Music

Reviewed: Jack Johnson @ Eventim Apollo, London

Jack Johnson is hot. That’s not a comment on his physique, by the way – or even on his career at the moment. It’s merely a pitied assumption, since, considering the sweltering and often truly unbearable heat and humidity that washed over a sold out crowd of just over five thousand of his fans at the Eventim Apollo, being subjected to the added warmth of stage lighting and the exhaustion of performance – well, let’s just say it can’t have been pleasant.

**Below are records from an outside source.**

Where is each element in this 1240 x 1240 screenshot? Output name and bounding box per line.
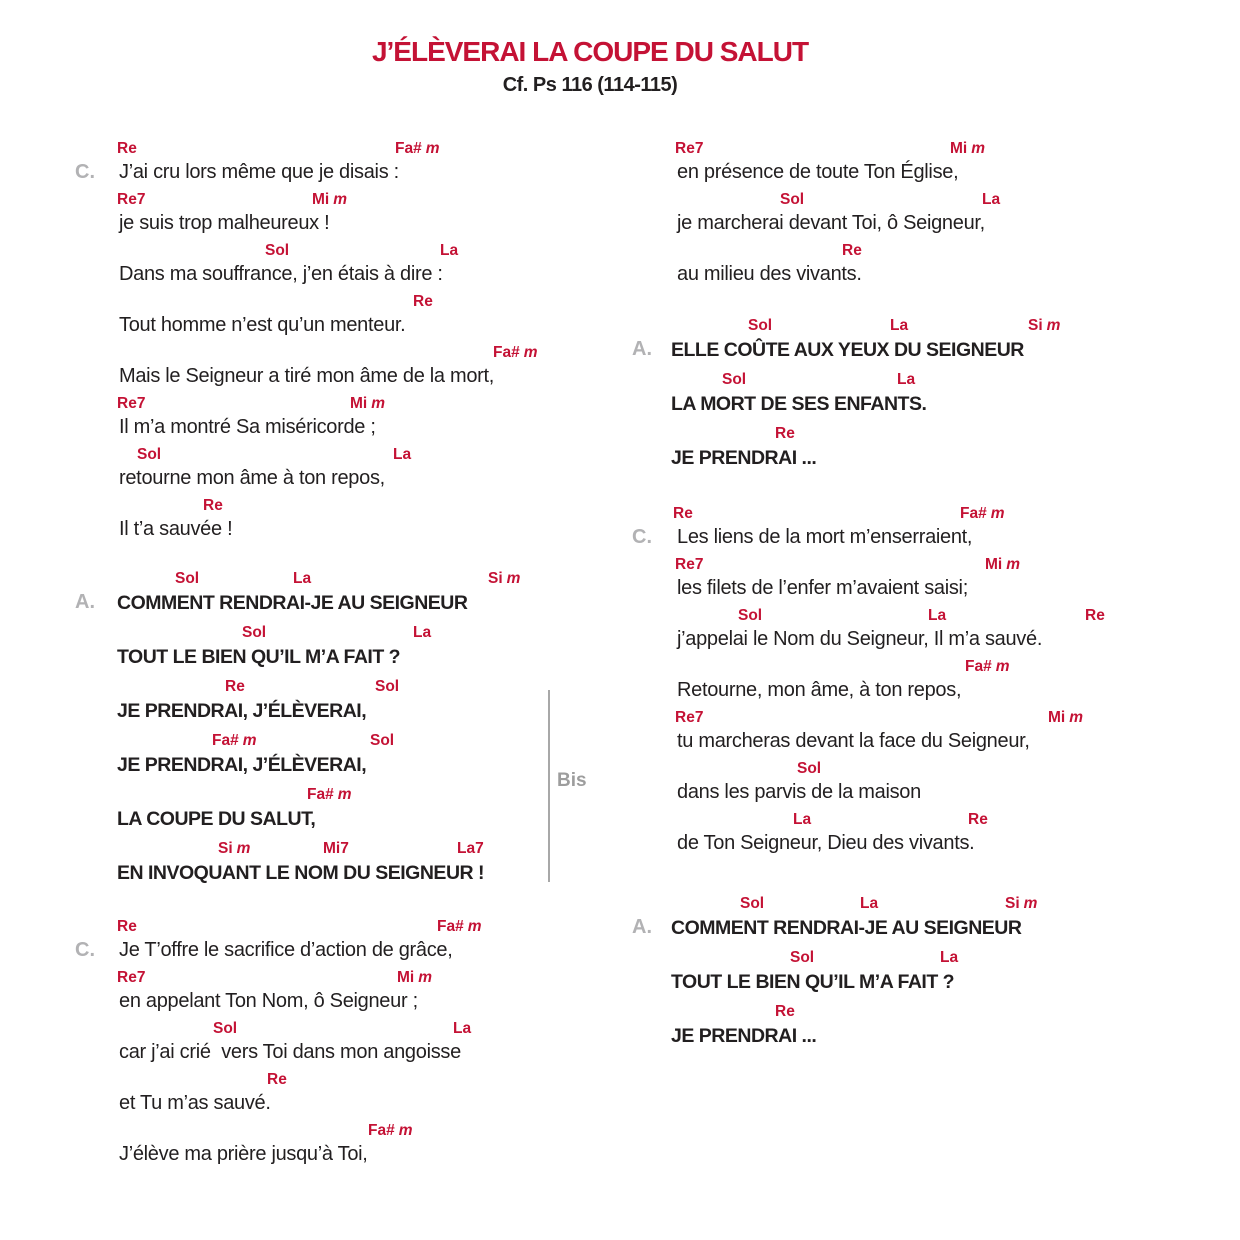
chord-lyric-pair	[0, 312, 1240, 366]
lyric-line: je marcherai devant Toi, ô Seigneur,	[677, 212, 985, 234]
chord-row	[0, 137, 1240, 157]
bis-label: Bis	[557, 770, 587, 791]
song-title: J’ÉLÈVERAI LA COUPE DU SALUT	[371, 36, 809, 67]
lyric-line: TOUT LE BIEN QU’IL M’A FAIT ?	[117, 646, 401, 668]
chord-minor-mark: m	[1006, 555, 1021, 573]
chord-lyric-pair	[0, 655, 1240, 706]
lyric-line: de Ton Seigneur, Dieu des vivants.	[677, 832, 975, 854]
chord-lyric-pair	[0, 1119, 1240, 1170]
chord: Si m	[1005, 894, 1038, 912]
chord: Mi m	[312, 190, 348, 208]
chord: Fa# m	[395, 139, 440, 157]
lyric-line: Je T’offre le sacrifice d’action de grâce,	[119, 939, 453, 961]
lyric-line: en appelant Ton Nom, ô Seigneur ;	[119, 990, 418, 1012]
chord: Re	[413, 292, 433, 310]
chord: La	[982, 190, 1001, 208]
lyric-line: tu marcheras devant la face du Seigneur,	[677, 730, 1030, 752]
chord-row	[0, 604, 1240, 624]
chord: Re	[673, 504, 693, 522]
chord: Sol	[175, 569, 200, 587]
chord-lyric-pair	[0, 502, 1240, 553]
chord-lyric-pair	[0, 890, 1240, 944]
chord-minor-mark: m	[995, 657, 1010, 675]
chord-lyric-pair	[0, 188, 1240, 239]
chord-minor-mark: m	[418, 968, 433, 986]
chord: Sol	[265, 241, 290, 259]
chord-minor-mark: m	[242, 731, 257, 749]
lyric-line: TOUT LE BIEN QU’IL M’A FAIT ?	[671, 971, 955, 993]
chord-row	[0, 502, 1240, 522]
lyric-line: EN INVOQUANT LE NOM DU SEIGNEUR !	[117, 862, 485, 884]
chord: Sol	[242, 623, 267, 641]
chord-minor-mark: m	[467, 917, 482, 935]
chord: La	[860, 894, 879, 912]
chord-minor-mark: m	[506, 569, 521, 587]
stanza-label: C.	[75, 939, 95, 961]
chord: La7	[457, 839, 484, 857]
lyric-line: les filets de l’enfer m’avaient saisi;	[677, 577, 968, 599]
lyric-line: Mais le Seigneur a tiré mon âme de la mort,	[119, 365, 495, 387]
lyric-line: JE PRENDRAI ...	[671, 1025, 817, 1047]
chord: Re7	[675, 139, 704, 157]
chord-minor-mark: m	[398, 1121, 413, 1139]
song-subtitle: Cf. Ps 116 (114-115)	[502, 74, 678, 96]
chord: Sol	[797, 759, 822, 777]
chord: Mi m	[350, 394, 386, 412]
chord: Sol	[790, 948, 815, 966]
chord: Fa# m	[493, 343, 538, 361]
lyric-line: JE PRENDRAI ...	[671, 447, 817, 469]
chord-minor-mark: m	[1069, 708, 1084, 726]
chord: Re	[1085, 606, 1105, 624]
chord: Fa# m	[307, 785, 352, 803]
chord: Re7	[117, 394, 146, 412]
chord-row	[0, 1119, 1240, 1139]
chord-minor-mark: m	[337, 785, 352, 803]
chord: Sol	[780, 190, 805, 208]
chord: La	[453, 1019, 472, 1037]
chord: Re	[775, 424, 795, 442]
chord-row	[0, 420, 1240, 442]
chord-minor-mark: m	[236, 839, 251, 857]
stanza-label: A.	[632, 916, 652, 938]
chord-row	[0, 757, 1240, 777]
lyric-line: COMMENT RENDRAI-JE AU SEIGNEUR	[671, 917, 1022, 939]
chord: Mi m	[985, 555, 1021, 573]
lyric-line: retourne mon âme à ton repos,	[119, 467, 385, 489]
chord: Fa# m	[437, 917, 482, 935]
stanza-label: C.	[75, 161, 95, 183]
chord: Mi m	[397, 968, 433, 986]
chord: Re	[203, 496, 223, 514]
chord: Sol	[137, 445, 162, 463]
lyric-line: en présence de toute Ton Église,	[677, 161, 959, 183]
chord: Re	[775, 1002, 795, 1020]
chord-minor-mark: m	[971, 139, 986, 157]
chord: La	[890, 316, 909, 334]
chord-minor-mark: m	[333, 190, 348, 208]
chord-lyric-pair	[0, 1068, 1240, 1119]
chord-row	[0, 366, 1240, 388]
lyric-line: j’appelai le Nom du Seigneur, Il m’a sauvé.	[677, 628, 1043, 650]
chord: La	[393, 445, 412, 463]
lyric-line: car j’ai crié vers Toi dans mon angoisse	[119, 1041, 461, 1063]
lyric-line: LA MORT DE SES ENFANTS.	[671, 393, 927, 415]
chord-row	[0, 808, 1240, 828]
chord-row	[0, 1068, 1240, 1088]
lyric-line: Il t’a sauvée !	[119, 518, 233, 540]
chord: La	[793, 810, 812, 828]
chord: Re	[117, 917, 137, 935]
chord: Re7	[675, 708, 704, 726]
chord-lyric-pair	[0, 366, 1240, 420]
lyric-line: Tout homme n’est qu’un menteur.	[119, 314, 406, 336]
chord: Fa# m	[965, 657, 1010, 675]
stanza-label: A.	[632, 338, 652, 360]
stanza-label: C.	[632, 526, 652, 548]
stanza	[0, 502, 1240, 859]
chord-lyric-pair	[0, 944, 1240, 998]
chord-minor-mark: m	[371, 394, 386, 412]
lyric-line: COMMENT RENDRAI-JE AU SEIGNEUR	[117, 592, 468, 614]
chord-minor-mark: m	[990, 504, 1005, 522]
chord: Mi7	[323, 839, 349, 857]
chord: Sol	[375, 677, 400, 695]
lyric-line: LA COUPE DU SALUT,	[117, 808, 316, 830]
lyric-line: je suis trop malheureux !	[119, 212, 330, 234]
chord-lyric-pair	[0, 808, 1240, 859]
chord: Re7	[117, 190, 146, 208]
bis-bracket-line	[548, 690, 550, 882]
chord: Re7	[675, 555, 704, 573]
lyric-line: JE PRENDRAI, J’ÉLÈVERAI,	[117, 700, 367, 722]
chord-lyric-pair	[0, 757, 1240, 808]
lyric-line: JE PRENDRAI, J’ÉLÈVERAI,	[117, 754, 367, 776]
chord: La	[293, 569, 312, 587]
lyric-line: Il m’a montré Sa miséricorde ;	[119, 416, 376, 438]
chord-row	[0, 312, 1240, 334]
chord: Mi m	[1048, 708, 1084, 726]
chord: Fa# m	[368, 1121, 413, 1139]
stanza	[0, 312, 1240, 474]
chord-lyric-pair	[0, 137, 1240, 188]
chord: Fa# m	[960, 504, 1005, 522]
chord-lyric-pair	[0, 706, 1240, 757]
chord-minor-mark: m	[425, 139, 440, 157]
chord: Sol	[722, 370, 747, 388]
chord: Si m	[1028, 316, 1061, 334]
chord: Re	[968, 810, 988, 828]
chord: Si m	[488, 569, 521, 587]
lyric-line: Retourne, mon âme, à ton repos,	[677, 679, 962, 701]
chord: Sol	[370, 731, 395, 749]
chord: Re	[225, 677, 245, 695]
chord: Si m	[218, 839, 251, 857]
chord-row	[0, 706, 1240, 726]
chord: La	[413, 623, 432, 641]
chord: Re	[267, 1070, 287, 1088]
chord: Re	[842, 241, 862, 259]
chord-minor-mark: m	[1023, 894, 1038, 912]
chord: Re	[117, 139, 137, 157]
lyric-line: ELLE COÛTE AUX YEUX DU SEIGNEUR	[671, 339, 1024, 361]
chord-row	[0, 944, 1240, 966]
chord: Fa# m	[212, 731, 257, 749]
chord: La	[440, 241, 459, 259]
lyric-line: J’élève ma prière jusqu’à Toi,	[119, 1143, 368, 1165]
stanza-label: A.	[75, 591, 95, 613]
chord: Sol	[213, 1019, 238, 1037]
lyric-line: et Tu m’as sauvé.	[119, 1092, 271, 1114]
stanza	[0, 890, 1240, 1052]
chord-lyric-pair	[0, 239, 1240, 290]
chord: La	[897, 370, 916, 388]
lyric-line: dans les parvis de la maison	[677, 781, 921, 803]
chord-lyric-pair	[0, 998, 1240, 1052]
chord-lyric-pair	[0, 553, 1240, 604]
lyric-line: J’ai cru lors même que je disais :	[119, 161, 399, 183]
chord-row	[0, 290, 1240, 310]
stanza	[0, 137, 1240, 290]
chord: Sol	[740, 894, 765, 912]
chord-minor-mark: m	[523, 343, 538, 361]
chord-row	[0, 890, 1240, 912]
chord: Mi m	[950, 139, 986, 157]
chord: La	[940, 948, 959, 966]
lyric-line: au milieu des vivants.	[677, 263, 862, 285]
chord-row	[0, 655, 1240, 675]
lyric-line: Dans ma souffrance, j’en étais à dire :	[119, 263, 443, 285]
chord-row	[0, 553, 1240, 573]
chord-row	[0, 998, 1240, 1020]
chord-minor-mark: m	[1046, 316, 1061, 334]
chord-lyric-pair	[0, 420, 1240, 474]
chord-row	[0, 188, 1240, 208]
chord: Re7	[117, 968, 146, 986]
chord: La	[928, 606, 947, 624]
chord: Sol	[738, 606, 763, 624]
lyric-line: Les liens de la mort m’enserraient,	[677, 526, 973, 548]
chord: Sol	[748, 316, 773, 334]
chord-lyric-pair	[0, 604, 1240, 655]
chord-row	[0, 239, 1240, 259]
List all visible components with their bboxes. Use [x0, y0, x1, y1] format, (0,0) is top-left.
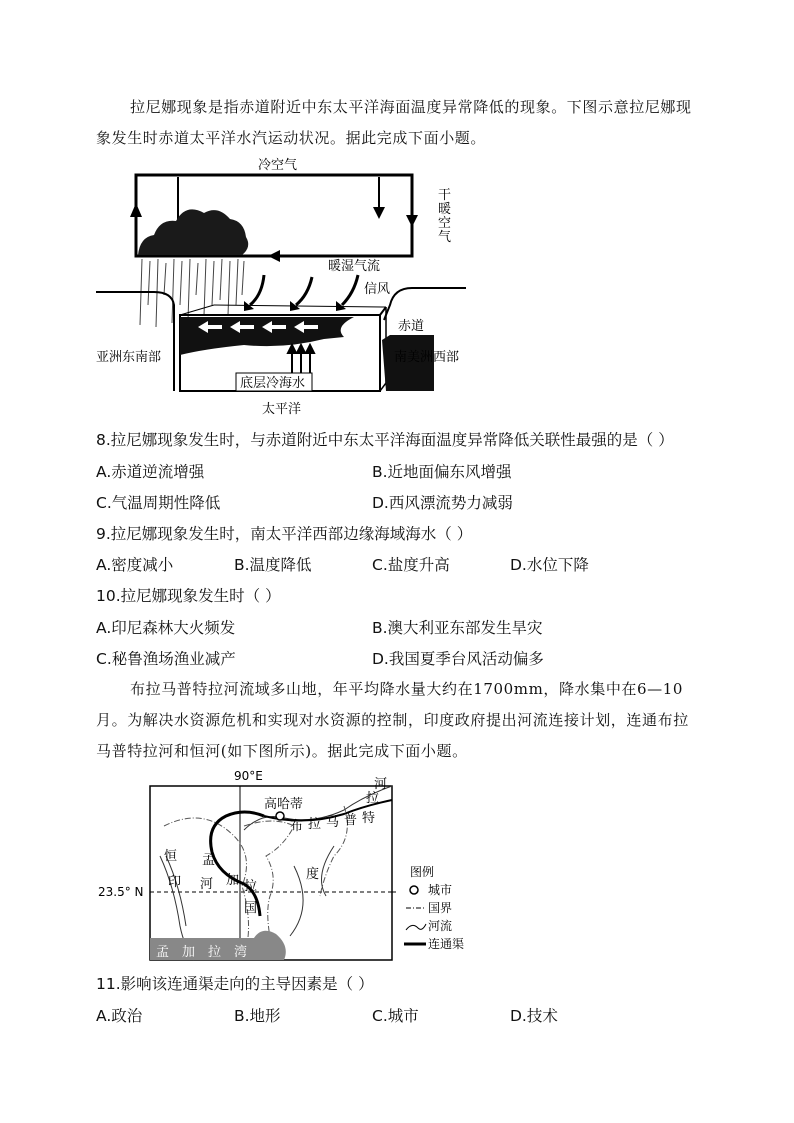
- label-parallel: 23.5° N: [98, 885, 144, 899]
- city-marker: [276, 812, 284, 820]
- legend-canal: 连通渠: [428, 937, 465, 951]
- q10-option-b[interactable]: B.澳大利亚东部发生旱灾: [372, 619, 543, 637]
- asia-coast: [96, 292, 174, 391]
- label-bay-3: 拉: [208, 945, 222, 960]
- label-warm-moist-flow: 暖湿气流: [328, 259, 381, 274]
- passage-2: 布拉马普特拉河流域多山地，年平均降水量大约在1700mm，降水集中在6—10月。为解决水资源危机和实现对水资源的控制，印度政府提出河流连接计划，连通布拉马普特拉河和恒河(如下图所示)。据此完成下面小题。: [96, 680, 689, 760]
- label-w-south-america: 南美洲西部: [394, 350, 460, 365]
- q11-option-c[interactable]: C.城市: [372, 1007, 419, 1025]
- label-bangladesh-1: 孟: [202, 853, 216, 868]
- label-equator: 赤道: [398, 319, 425, 334]
- q8-stem: 8.拉尼娜现象发生时，与赤道附近中东太平洋海面温度异常降低关联性最强的是（ ）: [96, 431, 674, 449]
- label-dry-warm-1: 干: [438, 188, 452, 203]
- label-brahmaputra-1: 布: [290, 819, 304, 834]
- rain-cloud: [138, 209, 248, 255]
- label-ganges-2: 河: [200, 877, 214, 892]
- q8-option-b[interactable]: B.近地面偏东风增强: [372, 463, 512, 481]
- label-brahmaputra-6: 拉: [366, 791, 380, 806]
- q9-stem: 9.拉尼娜现象发生时，南太平洋西部边缘海域海水（ ）: [96, 525, 473, 543]
- sa-coast: [384, 288, 466, 320]
- legend-river-icon: [406, 924, 426, 930]
- river-link-map: [94, 766, 484, 962]
- q10-stem: 10.拉尼娜现象发生时（ ）: [96, 587, 281, 605]
- label-india-1: 印: [168, 875, 182, 890]
- label-brahmaputra-5: 特: [362, 811, 376, 826]
- q9-option-d[interactable]: D.水位下降: [510, 556, 589, 574]
- label-bay-1: 孟: [156, 945, 170, 960]
- legend-title: 图例: [410, 865, 435, 879]
- label-meridian: 90°E: [234, 769, 263, 783]
- label-india-2: 度: [306, 867, 320, 882]
- q10-option-d[interactable]: D.我国夏季台风活动偏多: [372, 650, 544, 668]
- q9-option-b[interactable]: B.温度降低: [234, 556, 312, 574]
- q8-option-c[interactable]: C.气温周期性降低: [96, 494, 221, 512]
- label-brahmaputra-2: 拉: [308, 817, 322, 832]
- label-brahmaputra-4: 普: [344, 813, 358, 828]
- q11-option-b[interactable]: B.地形: [234, 1007, 281, 1025]
- label-dry-warm-3: 空: [438, 216, 452, 231]
- label-dry-warm-2: 暖: [438, 202, 452, 217]
- q11-option-d[interactable]: D.技术: [510, 1007, 558, 1025]
- q10-option-a[interactable]: A.印尼森林大火频发: [96, 619, 236, 637]
- label-trade-wind: 信风: [364, 282, 391, 297]
- legend-city-icon: [410, 886, 418, 894]
- label-bangladesh-2: 加: [226, 873, 240, 888]
- warm-flow-arrows: [250, 275, 358, 305]
- label-bay-4: 湾: [234, 945, 248, 960]
- label-se-asia: 亚洲东南部: [96, 350, 162, 365]
- q11-stem: 11.影响该连通渠走向的主导因素是（ ）: [96, 975, 374, 993]
- q9-option-c[interactable]: C.盐度升高: [372, 556, 450, 574]
- q8-option-a[interactable]: A.赤道逆流增强: [96, 463, 205, 481]
- q10-option-c[interactable]: C.秘鲁渔场渔业减产: [96, 650, 236, 668]
- label-pacific: 太平洋: [262, 402, 302, 417]
- label-dry-warm-4: 气: [438, 230, 452, 245]
- label-ganges-1: 恒: [164, 849, 178, 864]
- label-cold-air: 冷空气: [258, 158, 298, 173]
- upwelling-arrows: [288, 345, 314, 373]
- q8-option-d[interactable]: D.西风漂流势力减弱: [372, 494, 513, 512]
- legend-river: 河流: [428, 919, 453, 933]
- passage-1: 拉尼娜现象是指赤道附近中东太平洋海面温度异常降低的现象。下图示意拉尼娜现象发生时赤道太平洋水汽运动状况。据此完成下面小题。: [96, 98, 692, 147]
- legend-border: 国界: [428, 901, 453, 915]
- label-bangladesh-3: 拉: [244, 879, 258, 894]
- label-brahmaputra-3: 马: [326, 815, 340, 830]
- label-city: 高哈蒂: [264, 797, 304, 812]
- legend-city: 城市: [428, 883, 453, 897]
- label-bangladesh-4: 国: [244, 901, 258, 916]
- la-nina-diagram: [94, 155, 474, 420]
- label-brahmaputra-7: 河: [374, 777, 388, 792]
- q9-option-a[interactable]: A.密度减小: [96, 556, 174, 574]
- label-bay-2: 加: [182, 945, 196, 960]
- label-bottom-cold-water: 底层冷海水: [240, 376, 306, 391]
- q11-option-a[interactable]: A.政治: [96, 1007, 143, 1025]
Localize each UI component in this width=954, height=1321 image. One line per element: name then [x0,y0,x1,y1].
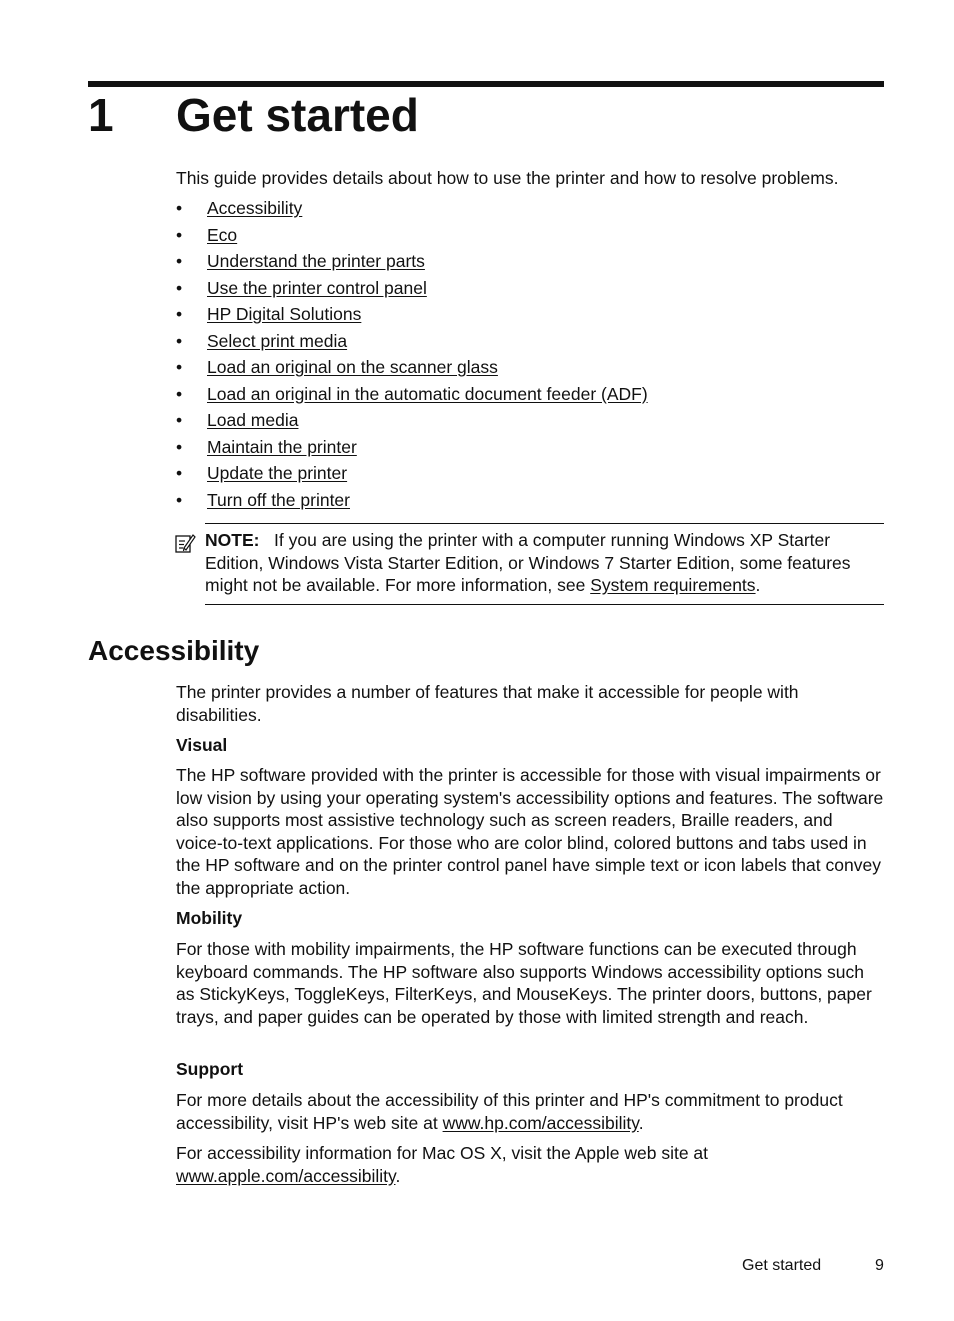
bullet: • [176,277,183,298]
note-end: . [755,575,761,595]
bullet: • [176,330,183,351]
chapter-number: 1 [88,89,114,141]
mac-text: For accessibility information for Mac OS X, visit the Apple web site at [176,1143,709,1163]
section-title-accessibility: Accessibility [88,635,260,666]
note-label: NOTE: [205,530,260,550]
hp-accessibility-link[interactable]: www.hp.com/accessibility [442,1112,639,1133]
mac-end: . [395,1165,401,1186]
footer-title: Get started [742,1257,822,1274]
system-requirements-link[interactable]: System requirements [590,575,756,595]
bullet: • [176,357,183,377]
visual-heading: Visual [176,735,228,755]
toc-link-update[interactable]: Update the printer [207,463,348,483]
bullet: • [176,410,183,430]
toc-link-printer-parts[interactable]: Understand the printer parts [207,251,425,271]
note-text [205,529,884,597]
toc-link-accessibility[interactable]: Accessibility [207,198,303,218]
page-number: 9 [875,1257,884,1274]
chapter-title: Get started [176,89,419,141]
toc-link-turn-off[interactable]: Turn off the printer [207,489,350,510]
toc-link-print-media[interactable]: Select print media [207,330,348,351]
toc-link-eco[interactable]: Eco [207,224,238,245]
visual-text: The HP software provided with the printer is accessible for those with visual impairments or low vision by using your operating system's accessibility options and features. The software also supports most assistive technology such as screen readers, Braille readers, and voice-to-text applications. For those who are color blind, colored buttons and tabs used in the HP software and on the printer control panel have simple text or icon labels that convey the appropriate action. [176,765,884,898]
toc-link-maintain[interactable]: Maintain the printer [207,436,357,457]
bullet: • [176,198,183,218]
mobility-heading: Mobility [176,908,243,928]
toc-link-digital-solutions[interactable]: HP Digital Solutions [207,304,362,324]
apple-accessibility-link[interactable]: www.apple.com/accessibility [176,1165,396,1186]
note-box [205,523,884,605]
bullet: • [176,463,183,483]
bullet: • [176,251,183,271]
note-icon [174,532,196,554]
support-paragraph [176,1089,884,1134]
note-body: If you are using the printer with a computer running Windows XP Starter Edition, Windows Vista Starter Edition, or Windows 7 Starter Edition, some features might not be available. For more information, see [205,530,851,595]
bullet: • [176,304,183,324]
mobility-text: For those with mobility impairments, the HP software functions can be executed through keyboard commands. The HP software also supports Windows accessibility options such as StickyKeys, ToggleKeys, FilterKeys, and MouseKeys. The printer doors, buttons, paper trays, and paper guides can be operated by those with limited strength and reach. [176,939,872,1027]
support-text: For more details about the accessibility of this printer and HP's commitment to product accessibility, visit HP's web site at [176,1090,843,1133]
toc-link-scanner-glass[interactable]: Load an original on the scanner glass [207,357,498,377]
support-end: . [638,1112,644,1133]
toc-link-adf[interactable]: Load an original in the automatic document feeder (ADF) [207,383,648,404]
accessibility-intro: The printer provides a number of features that make it accessible for people with disabilities. [176,682,799,725]
bullet: • [176,383,183,404]
intro-text: This guide provides details about how to use the printer and how to resolve problems. [176,168,839,188]
support-heading: Support [176,1059,244,1079]
bullet: • [176,436,183,457]
chapter-rule [88,81,884,87]
mac-paragraph [176,1142,884,1187]
toc-link-load-media[interactable]: Load media [207,410,299,430]
bullet: • [176,489,183,510]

It never showed. Johnson and his band (we’ll come onto them in a moment) took to the stage after a dreary and unimpressively pedestrian support set by Californian singer-songwriter Matt Costa. Support acts should, in an ideal world, never have to be stringently compared against the act they’re supporting, but it’s really hard not to when there’s such disparity in quality between the two. Fraught by some poor sound quality and a collection of songs that were in no way bad, yet without a doubt uninteresting, Costa’s set, unfortunately, left a lot to be desired.

The headliner act, however, offered up a hugely impressive two hours of vigorous, crowd-pleasing energy. It may be testament as much to Johnson’s fans as to himself and his ability to play to a crowd, but the atmosphere in the Apollo that night overrode any and all discomfort caused by that ridiculous heat. It’s not hard to see why that crowd was so pleased by his live show; backed by a fantastic stage and lighting set-up, complete with psychedelic imagery projected onto towers of wooden slats, and supported by a backing band that were given their dues as musicians and showmen every bit as much as Johnson himself.

His band are worth more than a mention too. Bassist Merlo Podlewski and drummer Adam Topol were given their chances to shine, but it was pianist, organist, accordionist, melodica-player and occasional vocalist Zach Gill who utterly and entirely stole the show. Every bit the frontman as Johnson himself – if not more so – Gill effortlessly and often switched from swaying idleness to the side of the stage to centre-stage accordion riffage and standing atop his own piano to deliver a melodica solo.

Gill was doubtlessly the most entertaining surprise of the night and Johnson is worth seeing live for him alone. That’s not to say that Johnson was overshadowed by Gill either – the two complemented each other just fine, and delivered a sort of equal harmony of stage charisma. Having, essentially, two frontmen is a risky strategy indeed but it’s one that is pulled off here with ease.

Summer’s not over yet – not by a long shot – and if you’re attending any shows over the next few weeks, they’re probably going to be hot. They might even be insufferably so. Unfortunately, some of those shows might not be worth the physical exertion of attending them. That’s not the case here. Jack Johnson may be hot, and you definitely will be, but it really will be worth it.